Vue de Bammako.
Il nous remercie par la plus noire ingratitude.
Dieu seul sait comment je sortirai de son maudit pays, car mes tribulations commencent seulement sans doute.
A Séguésona, au lieu de prendre le chemin le plus suivi, passant par Ourou, et dont je possédais un très bon itinéraire, je suivis un autre chemin moins frayé en cette saison et plus à l’est, afin de me rapprocher du Kéléya et du Banan, sur lesquels je n’avais que de médiocres renseignements.
Le lendemain je quittais le chemin de Kéléya à Missaguébougou (pays des bœufs blancs), misérable petit village ne contenant qu’une trentaine d’habitants, et je faisais étape le soir à Dialanicoro, le passage de la Koba, autre affluent du Banifing, ayant considérablement ralenti ma marche.
Cette rivière est très profonde, aux berges escarpées, et d’une largeur variant de 10 à 15 mètres.

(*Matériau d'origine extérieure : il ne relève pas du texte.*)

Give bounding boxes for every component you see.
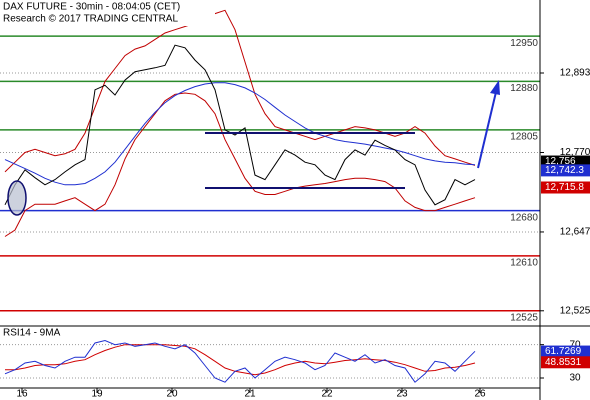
level-label: 12880 <box>510 83 538 94</box>
x-tick-label: 19 <box>91 389 103 400</box>
price-tag-label: 12,715.8 <box>545 182 584 193</box>
price-tag-label: 48.8531 <box>545 357 582 368</box>
x-tick-label: 21 <box>244 389 256 400</box>
highlight-ellipse <box>7 180 27 216</box>
price-tag-label: 12,756 <box>545 156 576 167</box>
series-line <box>5 344 476 376</box>
price-tag <box>541 345 590 358</box>
level-label: 12950 <box>510 38 538 49</box>
rsi-title: RSI14 - 9MA <box>3 328 61 339</box>
price-tag-label: 61.7269 <box>545 346 582 357</box>
arrow-head <box>490 80 500 95</box>
price-tag-label: 12,742.3 <box>545 165 584 176</box>
y-tick-label: 12,770 <box>560 147 590 158</box>
x-tick-label: 23 <box>396 389 408 400</box>
price-tag <box>541 356 590 369</box>
title-bg <box>0 0 215 26</box>
x-tick-label: 20 <box>166 389 178 400</box>
y-tick-label: 12,893 <box>560 68 590 79</box>
x-tick-label: 22 <box>321 389 333 400</box>
y-tick-label: 12,525 <box>560 305 590 316</box>
x-tick-label: 26 <box>474 389 486 400</box>
price-tag <box>541 181 590 194</box>
series-line <box>4 339 476 383</box>
chart-title: DAX FUTURE - 30min - 08:04:05 (CET) <box>3 2 180 13</box>
price-tag <box>541 164 590 177</box>
level-label: 12680 <box>510 212 538 223</box>
x-tick-label: 16 <box>16 389 28 400</box>
series-line <box>4 44 476 206</box>
series-line <box>4 92 476 237</box>
y-tick-label: 70 <box>569 339 581 350</box>
series-line <box>4 9 476 173</box>
series-line <box>4 82 476 186</box>
forecast-arrow <box>477 91 497 169</box>
level-label: 12805 <box>510 132 538 143</box>
chart-subtitle: Research © 2017 TRADING CENTRAL <box>3 14 178 25</box>
level-label: 12610 <box>510 258 538 269</box>
y-tick-label: 12,647 <box>560 227 590 238</box>
price-panel: 12,893 12,770 12,647 12,525 12950 12880 12805 1… <box>0 9 590 323</box>
y-tick-label: 30 <box>569 373 581 384</box>
level-label: 12525 <box>510 312 538 323</box>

Il n’existe qu’un pont en branchages dont la partie nord s’était affaissée entraînée par les eaux ; il fallut faire des prodiges d’équilibre pour le franchir ; l’opération était presque terminée lorsque le reste du pont se rompit, entraînant six de nos hommes qui faisaient passer les deux dernières charges.

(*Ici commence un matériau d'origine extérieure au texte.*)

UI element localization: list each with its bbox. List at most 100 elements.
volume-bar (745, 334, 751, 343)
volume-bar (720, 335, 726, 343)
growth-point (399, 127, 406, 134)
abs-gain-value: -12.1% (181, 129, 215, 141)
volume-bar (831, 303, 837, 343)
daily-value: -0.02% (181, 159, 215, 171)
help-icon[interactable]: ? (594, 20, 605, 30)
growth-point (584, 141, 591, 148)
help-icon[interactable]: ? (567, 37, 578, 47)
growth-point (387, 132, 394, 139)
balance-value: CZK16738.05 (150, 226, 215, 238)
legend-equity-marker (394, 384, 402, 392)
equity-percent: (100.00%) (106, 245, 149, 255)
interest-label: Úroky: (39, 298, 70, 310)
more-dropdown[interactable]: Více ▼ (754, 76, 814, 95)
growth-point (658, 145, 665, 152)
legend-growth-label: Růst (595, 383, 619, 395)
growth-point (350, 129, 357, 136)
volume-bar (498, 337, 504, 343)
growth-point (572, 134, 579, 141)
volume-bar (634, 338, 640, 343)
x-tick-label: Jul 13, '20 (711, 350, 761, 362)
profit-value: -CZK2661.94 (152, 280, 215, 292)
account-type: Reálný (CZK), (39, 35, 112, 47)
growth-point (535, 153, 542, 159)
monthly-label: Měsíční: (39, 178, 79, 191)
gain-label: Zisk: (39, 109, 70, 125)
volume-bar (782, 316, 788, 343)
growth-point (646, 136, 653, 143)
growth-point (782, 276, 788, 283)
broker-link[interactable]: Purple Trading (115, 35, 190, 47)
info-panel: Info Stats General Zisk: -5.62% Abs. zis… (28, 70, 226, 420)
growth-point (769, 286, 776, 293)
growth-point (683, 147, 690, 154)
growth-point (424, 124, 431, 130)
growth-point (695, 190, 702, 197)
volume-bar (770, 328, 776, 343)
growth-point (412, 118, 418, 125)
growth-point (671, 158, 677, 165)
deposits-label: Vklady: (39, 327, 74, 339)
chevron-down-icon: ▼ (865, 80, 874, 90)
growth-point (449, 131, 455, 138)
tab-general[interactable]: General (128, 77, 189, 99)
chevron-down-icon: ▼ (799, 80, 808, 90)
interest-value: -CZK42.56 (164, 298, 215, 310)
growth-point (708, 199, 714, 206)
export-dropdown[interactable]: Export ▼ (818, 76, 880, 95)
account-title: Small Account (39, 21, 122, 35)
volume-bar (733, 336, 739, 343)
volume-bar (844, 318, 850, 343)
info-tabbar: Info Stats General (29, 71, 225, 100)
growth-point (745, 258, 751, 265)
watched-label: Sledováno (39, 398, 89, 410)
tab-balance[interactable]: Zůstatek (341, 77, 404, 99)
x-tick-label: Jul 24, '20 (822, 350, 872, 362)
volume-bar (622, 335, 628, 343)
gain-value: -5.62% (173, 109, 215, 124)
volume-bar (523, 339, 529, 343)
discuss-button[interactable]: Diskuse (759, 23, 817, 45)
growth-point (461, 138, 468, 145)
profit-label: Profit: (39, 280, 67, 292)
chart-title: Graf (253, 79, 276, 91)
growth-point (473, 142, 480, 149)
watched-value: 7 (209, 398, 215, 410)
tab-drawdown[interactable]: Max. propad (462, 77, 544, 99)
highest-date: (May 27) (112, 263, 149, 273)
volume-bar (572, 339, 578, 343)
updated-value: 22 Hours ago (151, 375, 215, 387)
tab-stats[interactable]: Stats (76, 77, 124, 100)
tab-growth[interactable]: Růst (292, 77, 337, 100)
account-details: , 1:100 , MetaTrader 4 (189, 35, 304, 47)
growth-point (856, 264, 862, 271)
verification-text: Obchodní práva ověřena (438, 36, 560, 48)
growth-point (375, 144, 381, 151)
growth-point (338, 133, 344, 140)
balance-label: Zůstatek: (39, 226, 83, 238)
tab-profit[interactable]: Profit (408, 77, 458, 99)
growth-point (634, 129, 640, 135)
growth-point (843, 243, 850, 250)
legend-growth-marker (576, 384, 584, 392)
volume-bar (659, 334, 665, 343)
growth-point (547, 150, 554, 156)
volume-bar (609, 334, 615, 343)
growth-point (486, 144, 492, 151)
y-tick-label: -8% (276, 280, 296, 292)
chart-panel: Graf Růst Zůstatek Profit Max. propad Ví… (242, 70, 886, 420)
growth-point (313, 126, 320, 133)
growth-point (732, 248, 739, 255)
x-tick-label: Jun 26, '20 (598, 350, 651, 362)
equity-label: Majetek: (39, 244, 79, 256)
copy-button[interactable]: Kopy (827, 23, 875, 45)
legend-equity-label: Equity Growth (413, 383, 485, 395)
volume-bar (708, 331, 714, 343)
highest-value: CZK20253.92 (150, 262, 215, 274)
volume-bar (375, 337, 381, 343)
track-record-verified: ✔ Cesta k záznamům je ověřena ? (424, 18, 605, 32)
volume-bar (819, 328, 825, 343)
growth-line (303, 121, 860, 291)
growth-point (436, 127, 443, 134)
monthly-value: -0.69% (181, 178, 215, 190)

Le reste de mes noirs se jeta immédiatement dans la rivière pour porter secours aux malheureux que le courant emportait ; hommes et bagages furent sauvés, il n’y eut de perdu que mes allumettes, qui avaient pris l’eau quoique soigneusement enfermées dans des boîtes en zinc fermant presque hermétiquement.
Comme Missaguébougou, Dialanicoro est sans ressource et aux trois quarts ruiné. Des femmes bambara étaient occupées à y préparer du beurre de cé, destiné à l’almamy.